Women weren’t admitted to Columbia College until 1983. They went to Barnard, across the street, instead. Two years later, Literature Humanities added its first book by a female author, Jane Austen’s “Pride and Prejudice.” Virginia Woolf’s “To the Lighthouse” joined later, but that’s it. On a syllabus of 21 books, only those two are by women. Contemporary Civilization, a crash intro to Western philosophy, is worse, with 33 readings and only Mary Wollstonecraft’s “A Vindication of the Rights of Woman” and Woolf’s essay “Three Guineas” by women. The only critical text on race in either class is W.E.B. DuBois’s short “The Souls of Black Folk.” There are no female authors of color and no Asians or Latinos represented in the core curriculum.
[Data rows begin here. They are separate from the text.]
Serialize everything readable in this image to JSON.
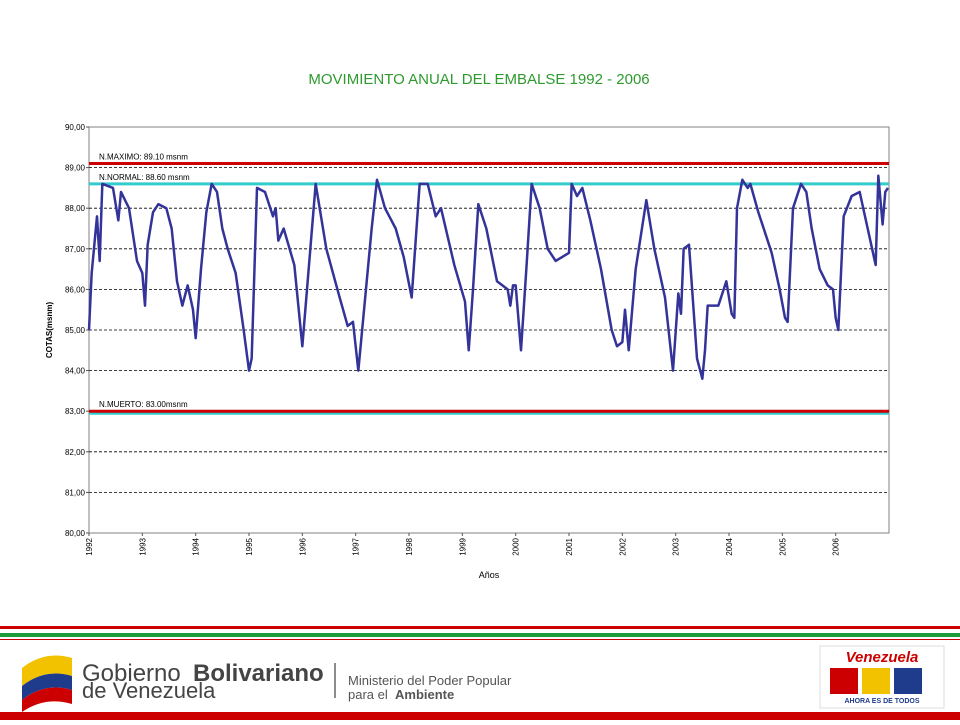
{
  "chart_data": {
    "type": "line",
    "title": "MOVIMIENTO ANUAL DEL EMBALSE 1992 - 2006",
    "x_label": "Años",
    "y_label": "COTAS(msnm)",
    "xlim": [
      1992,
      2007
    ],
    "xticks": [
      1992,
      1993,
      1994,
      1995,
      1996,
      1997,
      1998,
      1999,
      2000,
      2001,
      2002,
      2003,
      2004,
      2005,
      2006
    ],
    "ylim": [
      80,
      90
    ],
    "yticks": [
      {
        "value": 80,
        "label": "80,00"
      },
      {
        "value": 81,
        "label": "81,00"
      },
      {
        "value": 82,
        "label": "82,00"
      },
      {
        "value": 83,
        "label": "83,00"
      },
      {
        "value": 84,
        "label": "84,00"
      },
      {
        "value": 85,
        "label": "85,00"
      },
      {
        "value": 86,
        "label": "86,00"
      },
      {
        "value": 87,
        "label": "87,00"
      },
      {
        "value": 88,
        "label": "88,00"
      },
      {
        "value": 89,
        "label": "89,00"
      },
      {
        "value": 90,
        "label": "90,00"
      }
    ],
    "grid": true,
    "reference_lines": [
      {
        "label": "N.MAXIMO: 89.10 msnm",
        "value": 89.1,
        "color": "#cc0000"
      },
      {
        "label": "N.NORMAL: 88.60 msnm",
        "value": 88.6,
        "color": "#33cccc"
      },
      {
        "value": 82.95,
        "color": "#33cccc"
      },
      {
        "label": "N.MUERTO: 83.00msnm",
        "value": 83.0,
        "color": "#cc0000"
      }
    ],
    "x": [
      1992.0,
      1992.05,
      1992.15,
      1992.2,
      1992.25,
      1992.45,
      1992.55,
      1992.6,
      1992.75,
      1992.9,
      1993.0,
      1993.05,
      1993.1,
      1993.2,
      1993.3,
      1993.45,
      1993.55,
      1993.65,
      1993.75,
      1993.85,
      1993.95,
      1994.0,
      1994.1,
      1994.2,
      1994.3,
      1994.4,
      1994.5,
      1994.6,
      1994.75,
      1994.9,
      1995.0,
      1995.05,
      1995.15,
      1995.3,
      1995.45,
      1995.5,
      1995.55,
      1995.65,
      1995.85,
      1996.0,
      1996.25,
      1996.45,
      1996.7,
      1996.85,
      1996.95,
      1997.05,
      1997.15,
      1997.3,
      1997.4,
      1997.55,
      1997.75,
      1997.9,
      1998.05,
      1998.2,
      1998.35,
      1998.5,
      1998.6,
      1998.85,
      1999.05,
      1999.12,
      1999.2,
      1999.3,
      1999.45,
      1999.65,
      1999.85,
      1999.9,
      1999.95,
      2000.0,
      2000.1,
      2000.2,
      2000.3,
      2000.45,
      2000.6,
      2000.75,
      2001.0,
      2001.05,
      2001.15,
      2001.25,
      2001.4,
      2001.6,
      2001.8,
      2001.9,
      2002.0,
      2002.05,
      2002.12,
      2002.25,
      2002.45,
      2002.6,
      2002.8,
      2002.95,
      2003.05,
      2003.1,
      2003.15,
      2003.25,
      2003.4,
      2003.5,
      2003.55,
      2003.6,
      2003.8,
      2003.95,
      2004.05,
      2004.1,
      2004.15,
      2004.25,
      2004.35,
      2004.4,
      2004.55,
      2004.8,
      2004.95,
      2005.05,
      2005.1,
      2005.2,
      2005.35,
      2005.45,
      2005.55,
      2005.7,
      2005.85,
      2005.95,
      2006.0,
      2006.05,
      2006.15,
      2006.3,
      2006.45,
      2006.6,
      2006.75,
      2006.8,
      2006.88,
      2006.93,
      2006.98
    ],
    "series": [
      {
        "name": "Cota",
        "color": "#333399",
        "values": [
          85.0,
          86.4,
          87.8,
          86.7,
          88.6,
          88.5,
          87.7,
          88.4,
          88.0,
          86.7,
          86.4,
          85.6,
          87.1,
          87.9,
          88.1,
          88.0,
          87.5,
          86.2,
          85.6,
          86.1,
          85.5,
          84.8,
          86.5,
          87.9,
          88.6,
          88.4,
          87.5,
          87.0,
          86.4,
          85.0,
          84.0,
          84.3,
          88.5,
          88.4,
          87.8,
          88.0,
          87.2,
          87.5,
          86.6,
          84.6,
          88.6,
          87.0,
          85.8,
          85.1,
          85.2,
          84.0,
          85.4,
          87.5,
          88.7,
          88.0,
          87.5,
          86.8,
          85.8,
          88.6,
          88.6,
          87.8,
          88.0,
          86.6,
          85.7,
          84.5,
          86.0,
          88.1,
          87.5,
          86.2,
          86.0,
          85.6,
          86.1,
          86.1,
          84.5,
          86.5,
          88.6,
          88.0,
          87.0,
          86.7,
          86.9,
          88.6,
          88.3,
          88.5,
          87.7,
          86.5,
          85.0,
          84.6,
          84.7,
          85.5,
          84.5,
          86.5,
          88.2,
          87.0,
          85.8,
          84.0,
          85.9,
          85.4,
          87.0,
          87.1,
          84.3,
          83.8,
          84.5,
          85.6,
          85.6,
          86.2,
          85.4,
          85.3,
          88.0,
          88.7,
          88.5,
          88.6,
          87.9,
          86.9,
          86.0,
          85.3,
          85.2,
          88.0,
          88.6,
          88.4,
          87.5,
          86.5,
          86.1,
          86.0,
          85.3,
          85.0,
          87.8,
          88.3,
          88.4,
          87.5,
          86.6,
          88.8,
          87.6,
          88.4,
          88.5
        ]
      }
    ]
  },
  "footer": {
    "gov_word1": "Gobierno",
    "gov_word2": "Bolivariano",
    "gov_line2": "de Venezuela",
    "ministry_line1": "Ministerio del Poder Popular",
    "ministry_line2a": "para el",
    "ministry_line2b": "Ambiente",
    "brand": "Venezuela",
    "slogan": "AHORA ES DE TODOS"
  }
}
What message are students who aren’t white men supposed to take from their nonrepresentation in history’s required reading?

To expect the women of color who wrote the Spectator piece to feel comfortable or safe in a class where they are not even a curricular afterthought is disingenuous. The Columbia core and the Western canon were written by and for white men, and that has not been an especially contentious statement for a long time now. Columbia has debated this problem for decades, and in 1990 the school instituted a generic requirement, now called “global core,” that students take courses in cultures not covered in Contemporary Civilization and Literature Humanities. It’s an explicit admission: Europe is required; every other culture is optional.
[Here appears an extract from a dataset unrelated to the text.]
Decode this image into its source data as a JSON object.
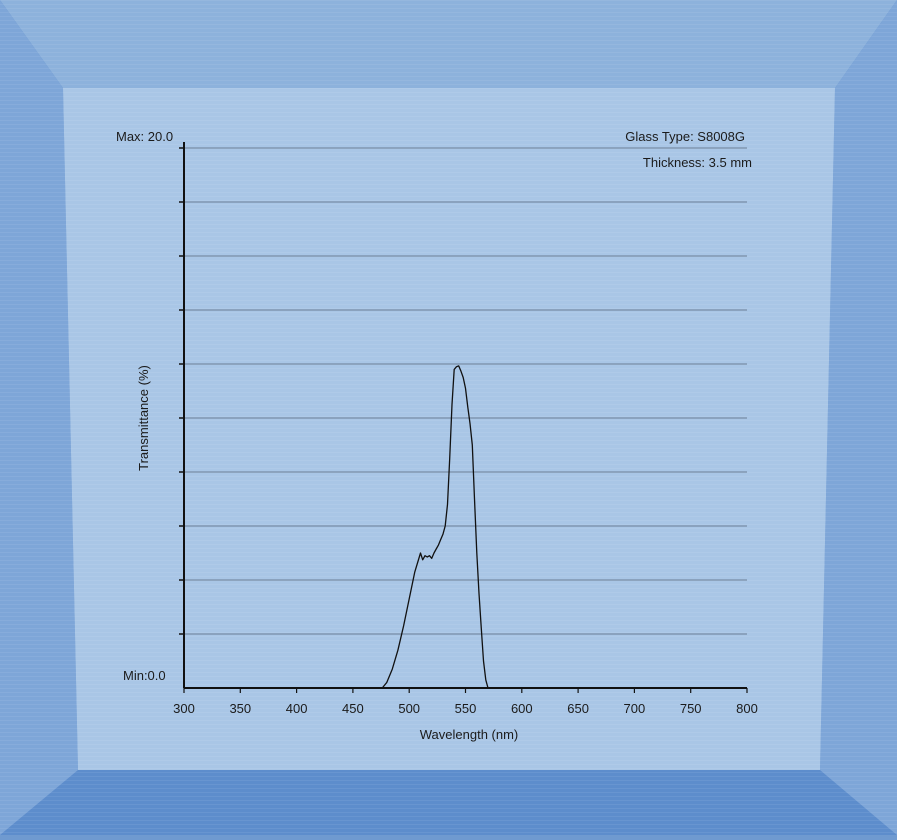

Requiring courses in the literature and thought of Western civilization that introduce critiques at the end is passive-aggressive, an institutional microaggression. Don’t believe me; believe canonized Mary Wollstonecraft, who wrote that Rousseau (who precedes her on the syllabus) renders women “objects of pity, bordering on contempt.” Or DuBois, who wrote of always having to measure one’s soul “by the tape of a world that looks on in amused contempt and pity.” Why should students have to endure gender- and race-based contempt from their required reading list?

Be the change

Putting trigger warnings on old texts is a way of reading the syllabus backward. To place a “misogynist contempt” warning on Rousseau (something no one has actually proposed, to my knowledge) would be to consider Wollstonecraft’s critique first rather than as an addendum. It’s only fidelity to a historical narrative in which women are “discovered” as subjects in the late 18th century that prevents this reversal.
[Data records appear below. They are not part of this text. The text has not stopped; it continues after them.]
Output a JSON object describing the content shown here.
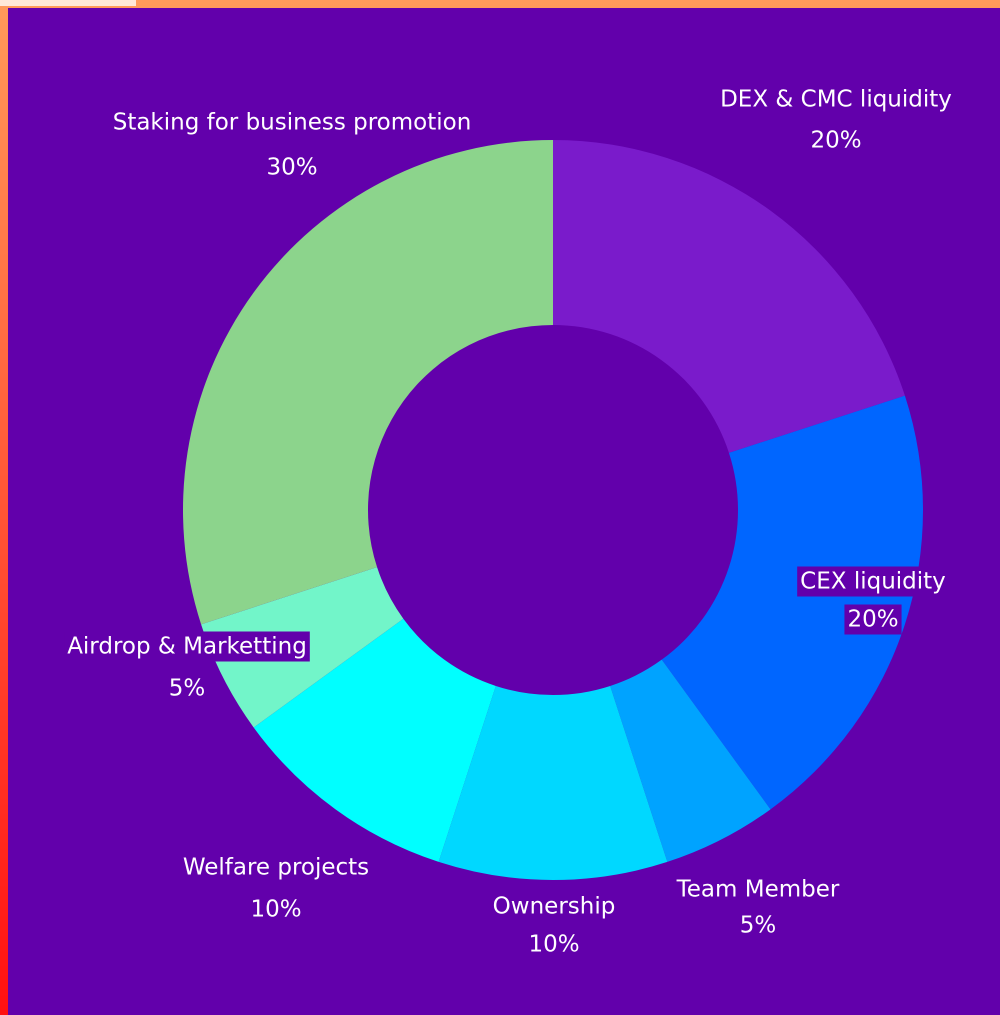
{
  "chart_data": {
    "type": "donut",
    "categories": [
      "DEX & CMC liquidity",
      "CEX liquidity",
      "Team Member",
      "Ownership",
      "Welfare projects",
      "Airdrop & Marketting",
      "Staking for business promotion"
    ],
    "values": [
      20,
      20,
      5,
      10,
      10,
      5,
      30
    ],
    "value_labels": [
      "20%",
      "20%",
      "5%",
      "10%",
      "10%",
      "5%",
      "30%"
    ],
    "colors": [
      "#7a1bcb",
      "#0066ff",
      "#00a3ff",
      "#00d8ff",
      "#00ffff",
      "#72f5c9",
      "#8cd48c"
    ]
  }
}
But the brave students who wrote to the Spectator — and writing that piece was certainly brave — didn’t need to learn that women are thinking subjects from Wollstonecraft or Virginia Woolf. And if they’re smart enough to get into Columbia, they’re smart enough to count the number of women and writers of color on their syllabus. What message are they supposed to take from their nonrepresentation in history’s required reading? Either they’re second class or they’re being marginalized. They know damn well it’s the latter.

“History is written by the winners” is a truism that most freshman probably know before they get to campus. And if Columbia wants to teach the same history that it did 100 years ago but with one black man and a few white women tacked on, that says a lot about the school’s place in the world. As it is, most Columbia students (who are not white men) will read a story of civilization in which they are, as thinking subjects, merely a modern critique. It’s a hurtful disservice to the students and a disservice to history itself.

I don’t know if Columbia teaches Marx’s 11th Thesis on Feuerbach as part of its core, but if it does, it’s late in the spring semester. What a cruel joke it would be to learn, after months reading the great works of Western philosophy, that “philosophers have hitherto only interpreted the world in various ways; the point is to change it.” If change is good enough for the world, then it’s good enough for the freshman syllabus at Columbia.

Malcolm Harris is an editor at The New Inquiry and a writer based in Brooklyn.

The views expressed in this article are the author's own and do not necessarily reflect Al Jazeera America's editorial policy.